The Supreme Court of the United States, in 1857, ruled that the Constitution was not meant to accord American citizenship to people of African descent, whether slave or free.

The Supreme Court of the United States, in 1896, ruled that segregation was not unconstitutional, provided that facilities were of equal nature for both Blacks and whites, which became known as "separate but equal". Of course, those facilities never were equal.

The Supreme Court of the United States, in 2013, gutted the Voting Rights Act, which has led to a raft of voter suppression laws spreading not just across the Old Confederacy, but in states which fought for the Union.

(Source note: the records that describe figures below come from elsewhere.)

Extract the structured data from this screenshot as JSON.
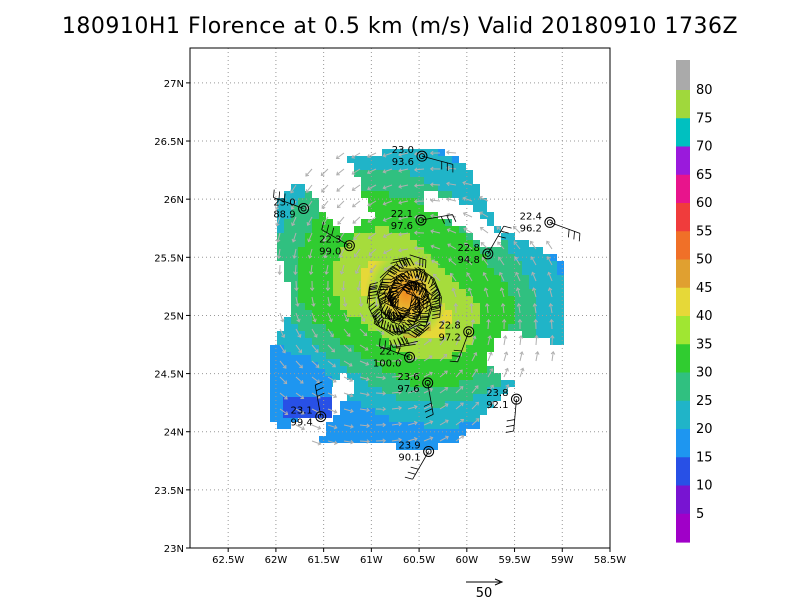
{
  "title": "180910H1 Florence at 0.5 km (m/s) Valid 20180910 1736Z",
  "axes": {
    "lat_labels": [
      "27N",
      "26.5N",
      "26N",
      "25.5N",
      "25N",
      "24.5N",
      "24N",
      "23.5N",
      "23N"
    ],
    "lat_values": [
      27,
      26.5,
      26,
      25.5,
      25,
      24.5,
      24,
      23.5,
      23
    ],
    "lon_labels": [
      "62.5W",
      "62W",
      "61.5W",
      "61W",
      "60.5W",
      "60W",
      "59.5W",
      "59W",
      "58.5W"
    ],
    "lon_values": [
      -62.5,
      -62,
      -61.5,
      -61,
      -60.5,
      -60,
      -59.5,
      -59,
      -58.5
    ],
    "lat_range": [
      23,
      27.3
    ],
    "lon_range": [
      -62.9,
      -58.5
    ],
    "grid": true
  },
  "storm_center": {
    "lon": -60.65,
    "lat": 25.12
  },
  "dropsondes": [
    {
      "line1": "23.0",
      "line2": "93.6",
      "lon": -60.47,
      "lat": 26.37
    },
    {
      "line1": "23.0",
      "line2": "88.9",
      "lon": -61.71,
      "lat": 25.92
    },
    {
      "line1": "22.1",
      "line2": "97.6",
      "lon": -60.48,
      "lat": 25.82
    },
    {
      "line1": "22.4",
      "line2": "96.2",
      "lon": -59.13,
      "lat": 25.8
    },
    {
      "line1": "22.3",
      "line2": "99.0",
      "lon": -61.23,
      "lat": 25.6
    },
    {
      "line1": "22.8",
      "line2": "94.8",
      "lon": -59.78,
      "lat": 25.53
    },
    {
      "line1": "22.8",
      "line2": "97.2",
      "lon": -59.98,
      "lat": 24.86
    },
    {
      "line1": "22.7",
      "line2": "100.0",
      "lon": -60.6,
      "lat": 24.64
    },
    {
      "line1": "23.6",
      "line2": "97.6",
      "lon": -60.41,
      "lat": 24.42
    },
    {
      "line1": "23.8",
      "line2": "92.1",
      "lon": -59.48,
      "lat": 24.28
    },
    {
      "line1": "23.1",
      "line2": "99.4",
      "lon": -61.53,
      "lat": 24.13
    },
    {
      "line1": "23.9",
      "line2": "90.1",
      "lon": -60.4,
      "lat": 23.83
    }
  ],
  "colorbar": {
    "labels": [
      "80",
      "75",
      "70",
      "65",
      "60",
      "55",
      "50",
      "45",
      "40",
      "35",
      "30",
      "25",
      "20",
      "15",
      "10",
      "5"
    ],
    "colors": [
      "#aaaaaa",
      "#a0d83c",
      "#00c0c0",
      "#9a1adc",
      "#e8148c",
      "#f03c3c",
      "#f07028",
      "#e0a030",
      "#e6d838",
      "#a0e632",
      "#30cc30",
      "#30c080",
      "#20b4c8",
      "#1e96f0",
      "#2850e6",
      "#7814d2",
      "#a000c8"
    ]
  },
  "scale_arrow": {
    "label": "50"
  }
}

Yesterday, this Supreme Court of the United States gained a new Associate Justice: Judge Ketanji Brown Jackson, the first Black woman to serve on that body.

The history of social justice in the United States is one of sputtering starts and stops. But the overall arc has always led to greater justice, greater equity. The idea of a Black woman sitting on the land's highest court would not have been fantasy to the Framers: it would have literally been unthinkable. Constitutional literalists aver that the Constitution is not a living document, and that we must adhere to the strictures of its writers. This is, of course, hogwash, and the fact that it's hogwash is made plain by the fact that this "dead" document has been amended twenty-seven times. But it's more than that; the three examples I cite at the beginning of this essay show that the text of the Constitution is open to all sorts of interpretation. Where in the Constitution does it say that citizenship is limited to only white men? Where in the Constitution does it state that discrimination is legal? Where in the Constitution does one get the rationale that parts of the Voting Rights Act are unconstitutional? Nowhere in the text. This is all interpretation. 

Justice Jackson's confirmation is a great victory, a hard battle fought and won. And those who opposed her have dressed themselves in ignominy. But make no mistake: This is a battle won, not a war brought to a close. As we've seen over the past year, there are forces in this country which want to undo every advancement since the 1950s. These forces wish to roll back the pluralistic society into which we've evolved. They wish to create an ancient paradise which never existed. They want to enshrine a "benevolent" white paterfamilias lovingly looking over his nuclear family, with a white wife who obeys meekly, and white children who honor their father and mother. Everyone else can exist in this country on sufferance, on the condition that they accept their secondary status. (Of course some, like gay people, will have to be dealt with more harshly.) This is the war we're fighting, and there's no getting around it. 

But it's a war we can win. For all the setbacks we've suffered, it's a war we are winning. If we weren't winning this war, the blowback wouldn't be this fierce. Remember that when you're dejected, when you feel as if the world is closing in: we are winning. But we can't let up. We can't look at a battle won as the end of the struggle. Because the struggle never ends in this fallen world. Progress is always tentative, always fragile, and always has to be defended, sometimes with one's life. 

Congratulations to Associate Justice of the Supreme Court of the United States Ketanji Brown Jackson. You will inspire millions. And we will work to make sure that inspiration continues to bend history's arc towards justice.